DCAT, which is short for Data Catalog Vocabulary, is a set of terms to describe datasets. Using DCAT all data can be accessed in a uniform way.
DCAT is an RDF vocabulary designed to facilitate interoperability between data catalogs published on the Web. This document defines the schema and provides examples for its use.
This is very abstract, so here is an example to clarify things. A researcher needs information about beetles. Let's say there are three datasets: the beetles in Belgium, the beetles in the Netherlands and cat pictures. The person goes on the web to look for 'beetles' and everything that is related to it. He has to look at the data to see if it is important to his research, but if the researcher finds the data about cats, he won't know if it is irrelevant until he looks at it.
By using DCAT, a computer will be able to do this. The data can be found by a computer if datasets on the internet are standardised. The only thing the researcher has to do is ask the computer fo find all datasets that contain information about beetles.

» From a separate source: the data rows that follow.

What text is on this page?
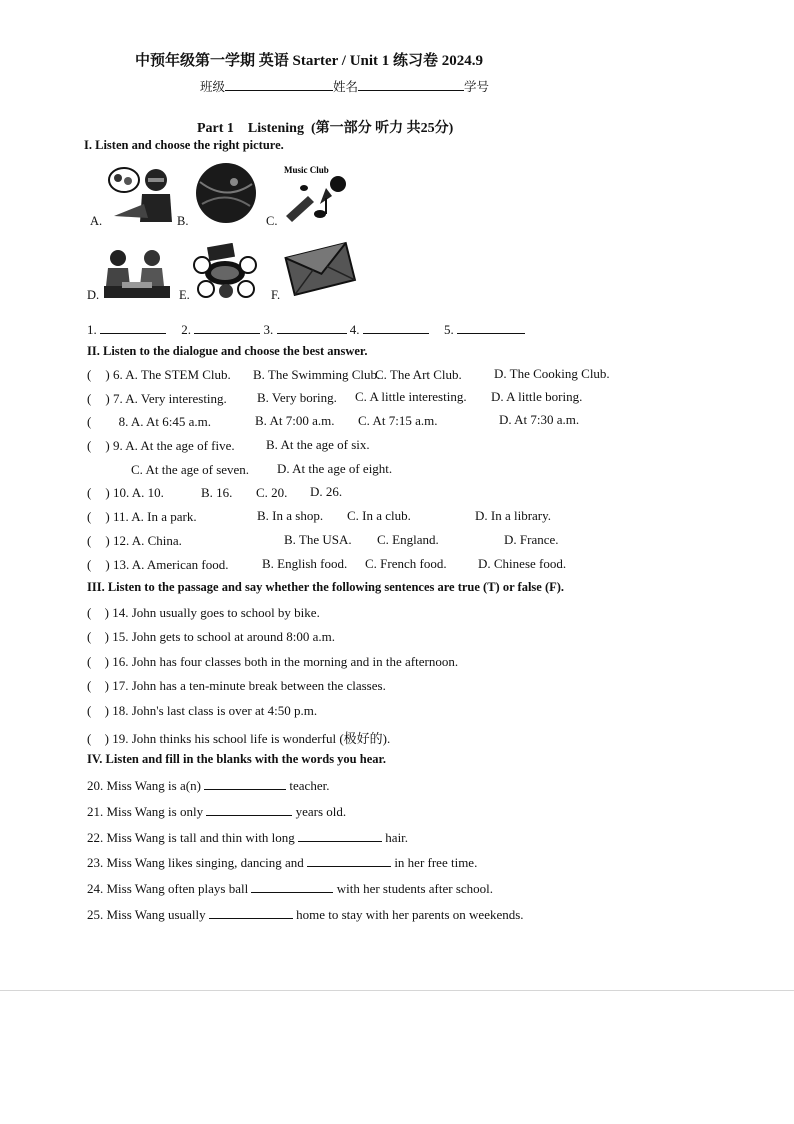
中预年级第一学期 英语 Starter / Unit 1 练习卷 2024.9
班级	姓名	学号
Part 1    Listening  (第一部分 听力 共25分)
I. Listen and choose the right picture.
A.	B.	C.
Music Club
D.	E.	F.
1.	2.	3.	4.	5.
II. Listen to the dialogue and choose the best answer.
( ) 6. A. The STEM Club. B. The Swimming Club.
C. The Art Club. D. The Cooking Club.
( ) 7. A. Very interesting. B. Very boring. C. A little interesting. D. A little boring.
( 8. A. At 6:45 a.m.	B. At 7:00 a.m. C. At 7:15 a.m.	D. At 7:30 a.m.
( ) 9. A. At the age of five. B. At the age of six.
C. At the age of seven. D. At the age of eight.
( ) 10. A. 10.	B. 16. C. 20. D. 26.
( ) 11. A. In a park.	B. In a shop. C. In a club.	D. In a library.
( ) 12. A. China.	B. The USA. C. England.	D. France.
( ) 13. A. American food.	B. English food. C. French food. D. Chinese food.
III. Listen to the passage and say whether the following sentences are true (T) or false (F).
( ) 14. John usually goes to school by bike.
( ) 15. John gets to school at around 8:00 a.m.
( ) 16. John has four classes both in the morning and in the afternoon.
( ) 17. John has a ten-minute break between the classes.
( ) 18. John's last class is over at 4:50 p.m.
( ) 19. John thinks his school life is wonderful (极好的).
IV. Listen and fill in the blanks with the words you hear.
20. Miss Wang is a(n)	teacher.
21. Miss Wang is only	years old.
22. Miss Wang is tall and thin with long	hair.
23. Miss Wang likes singing, dancing and	in her free time.
24. Miss Wang often plays ball	with her students after school.
25. Miss Wang usually	home to stay with her parents on weekends.
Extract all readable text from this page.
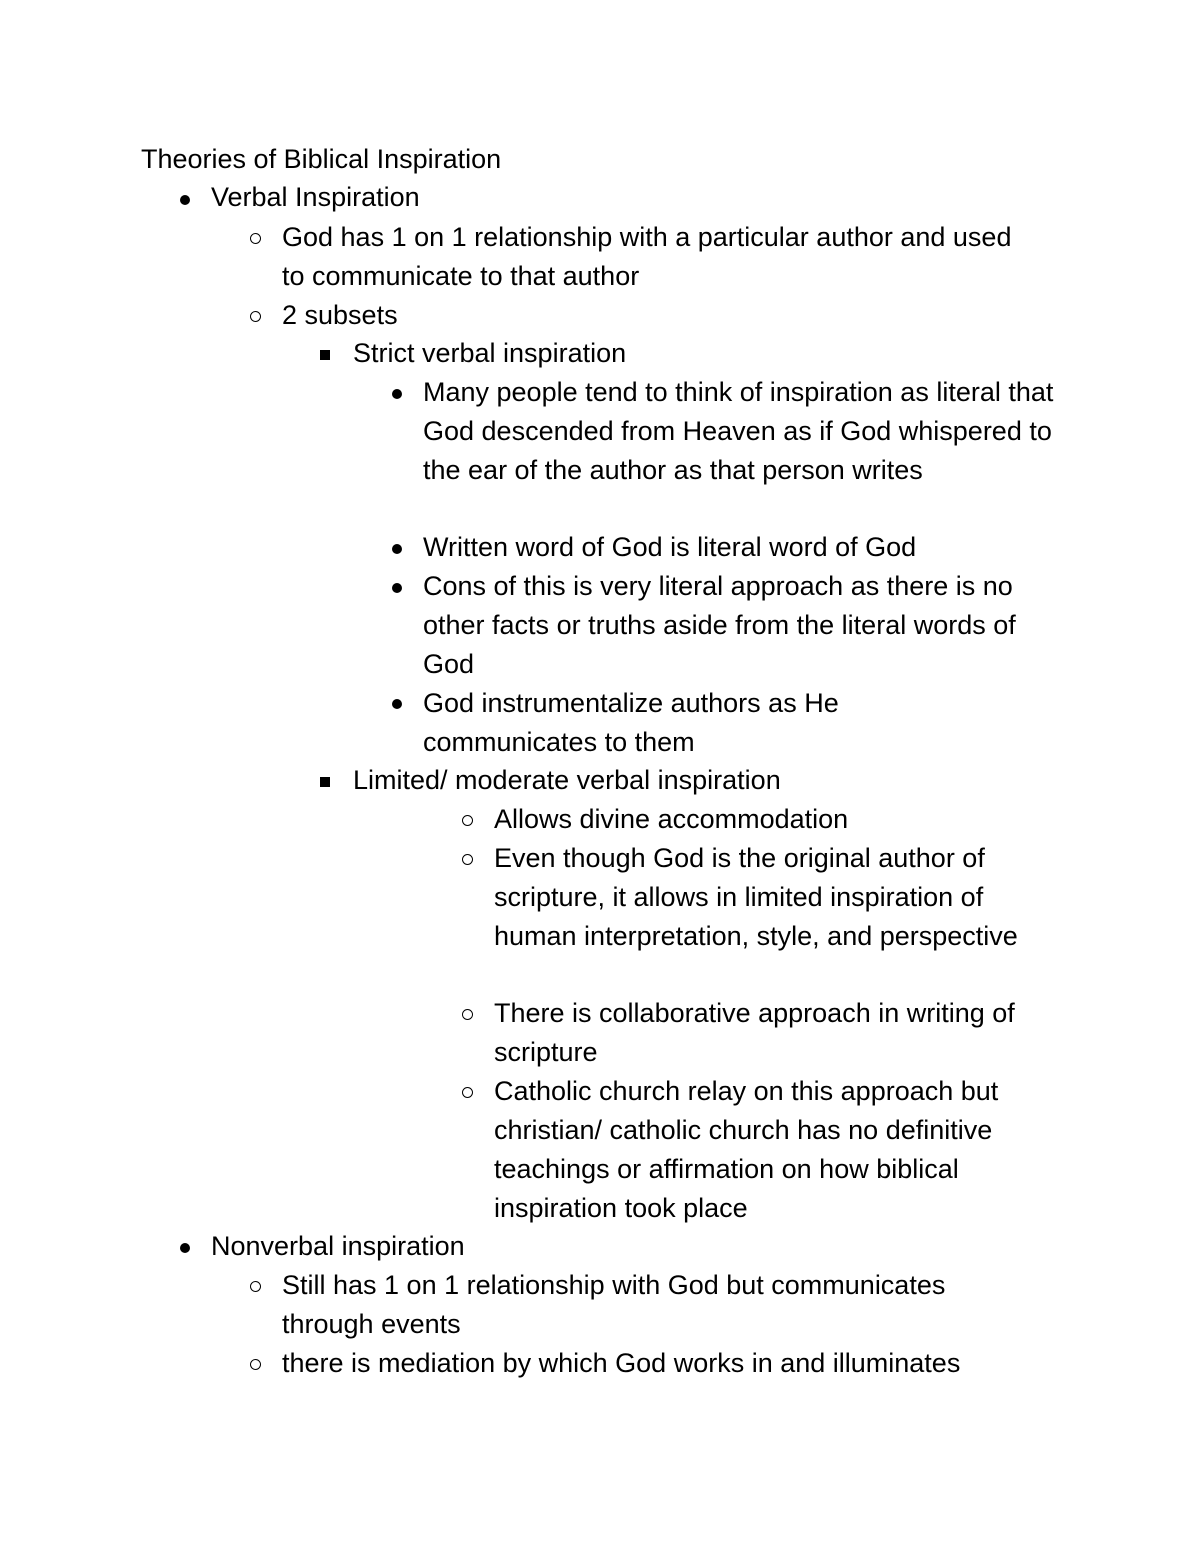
Theories of Biblical Inspiration
Verbal Inspiration
God has 1 on 1 relationship with a particular author and used to communicate to that author
2 subsets
Strict verbal inspiration
Many people tend to think of inspiration as literal that God descended from Heaven as if God whispered to the ear of the author as that person writes
Written word of God is literal word of God
Cons of this is very literal approach as there is no other facts or truths aside from the literal words of God
God instrumentalize authors as He communicates to them
Limited/ moderate verbal inspiration
Allows divine accommodation
Even though God is the original author of scripture, it allows in limited inspiration of human interpretation, style, and perspective
There is collaborative approach in writing of scripture
Catholic church relay on this approach but christian/ catholic church has no definitive teachings or affirmation on how biblical inspiration took place
Nonverbal inspiration
Still has 1 on 1 relationship with God but communicates through events
there is mediation by which God works in and illuminates
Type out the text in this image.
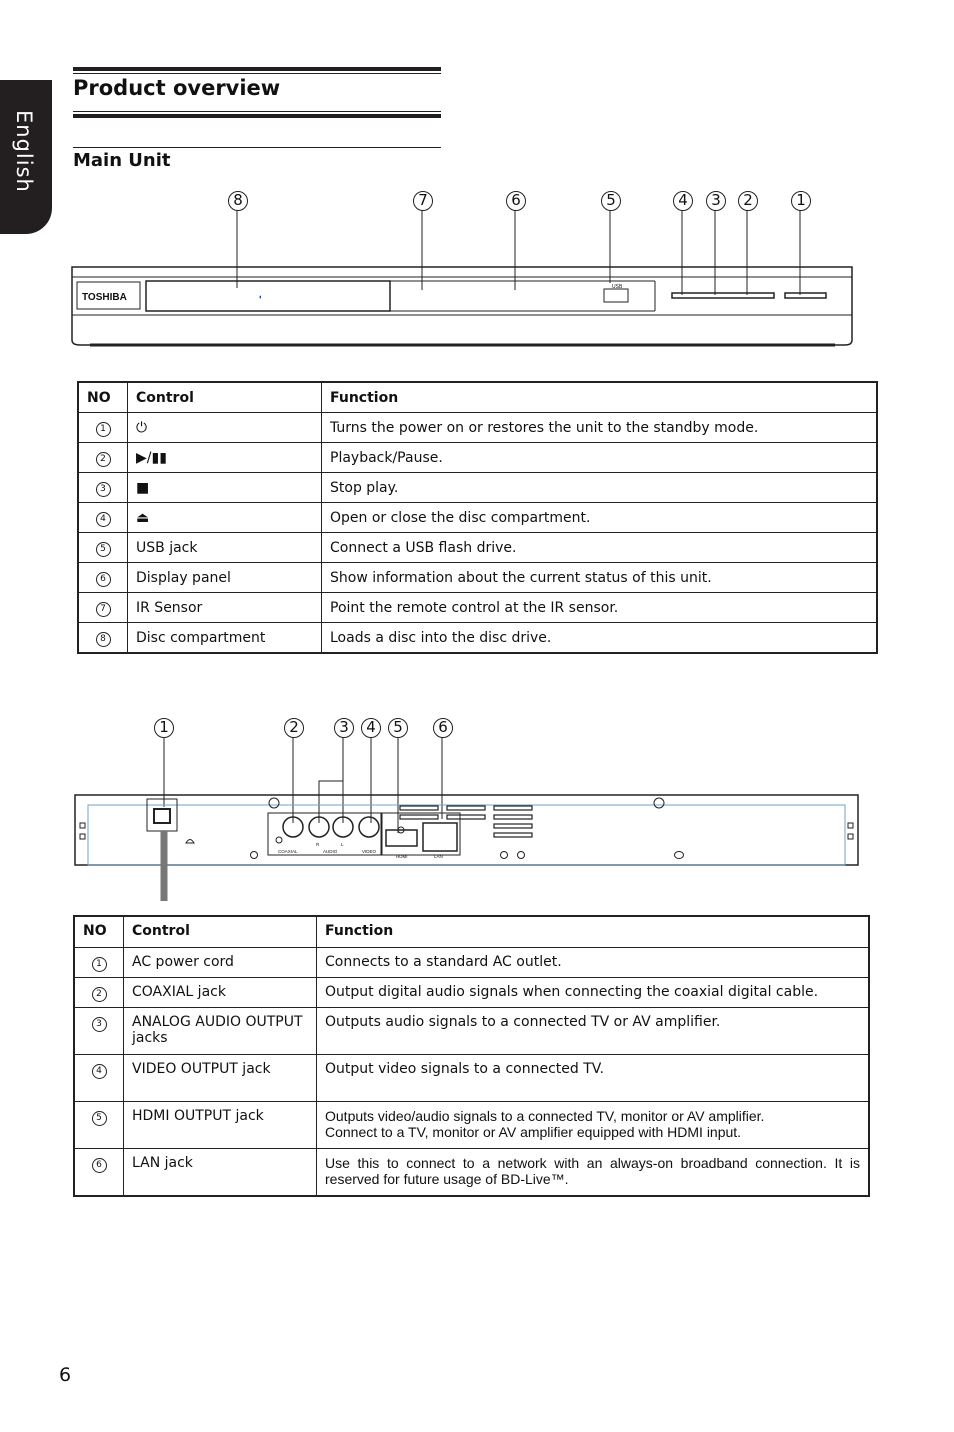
English
Product overview
Main Unit
TOSHIBA
USB
◖
8	7	6	5	4	3	2	1
NO	Control	Function
1	⏻	Turns the power on or restores the unit to the standby mode.
2	▶/▮▮	Playback/Pause.
3	■	Stop play.
4	⏏	Open or close the disc compartment.
5	USB jack	Connect a USB flash drive.
6	Display panel	Show information about the current status of this unit.
7	IR Sensor	Point the remote control at the IR sensor.
8	Disc compartment	Loads a disc into the disc drive.
COAXIAL
R	L
AUDIO	VIDEO
HDMI	LAN
1	2	3	4	5	6
NO	Control	Function
1	AC power cord	Connects to a standard AC outlet.
2	COAXIAL jack	Output digital audio signals when connecting the coaxial digital cable.
3	ANALOG AUDIO OUTPUT jacks	Outputs audio signals to a connected TV or AV amplifier.
4	VIDEO OUTPUT jack	Output video signals to a connected TV.
5	HDMI OUTPUT jack	Outputs video/audio signals to a connected TV, monitor or AV amplifier.
Connect to a TV, monitor or AV amplifier equipped with HDMI input.

6	LAN jack	Use this to connect to a network with an always-on broadband connection. It is reserved for future usage of BD-Live™.
6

This project is part of Open Knowledge Belgium. Two students, Stan Callewaert and Sébastien Henau, who participated in open Summer of Code 2015, created this validator. It is funded by the Flemish government and is part of a bigger project that consits of three subprojects of which this validator is one. The intention of this project is to make a validator for DCAT feeds. It shows errors or warnings of classes when respectively mandatory or required properties are missing. These errors and warnings are based on the rules determined by a scheme. The validation can easily be done by manually inserting the feed, uploading a file or inserting a URI.
The user can insert different formats. These formats are RDF:XML, JSON-LD and Turtle. The inserted format will be parsed and serialized to 'Turtle' so that it can be validated. Once the feed is validated the user will receive feedback whether his feed is valid or has errors or warnings. These errors and warnings can be expanded to find more information about its missing or wrong properties. The user can also insert a URI and select the default format 'Automatic' which will detect what format it is, based on the supported formats (Turtle, JSON-LD, RDF:XML), it will parse and serialize it automatically without the user selecting the format.
Many organistions use datasets and try to standardise these by using DCAT. But it is very hard to find the right syntax because there is not much documentation about it. For example: if there is a missing class or property. The computer will have it very difficult to link different datasets together because of the missing attribute. It's because of this we want to make the DCAT validator so that users can see if there feed is valid or not and what elements, classes, attributes or properties have to be adjusted in order for the different datasets to be linked together by computers.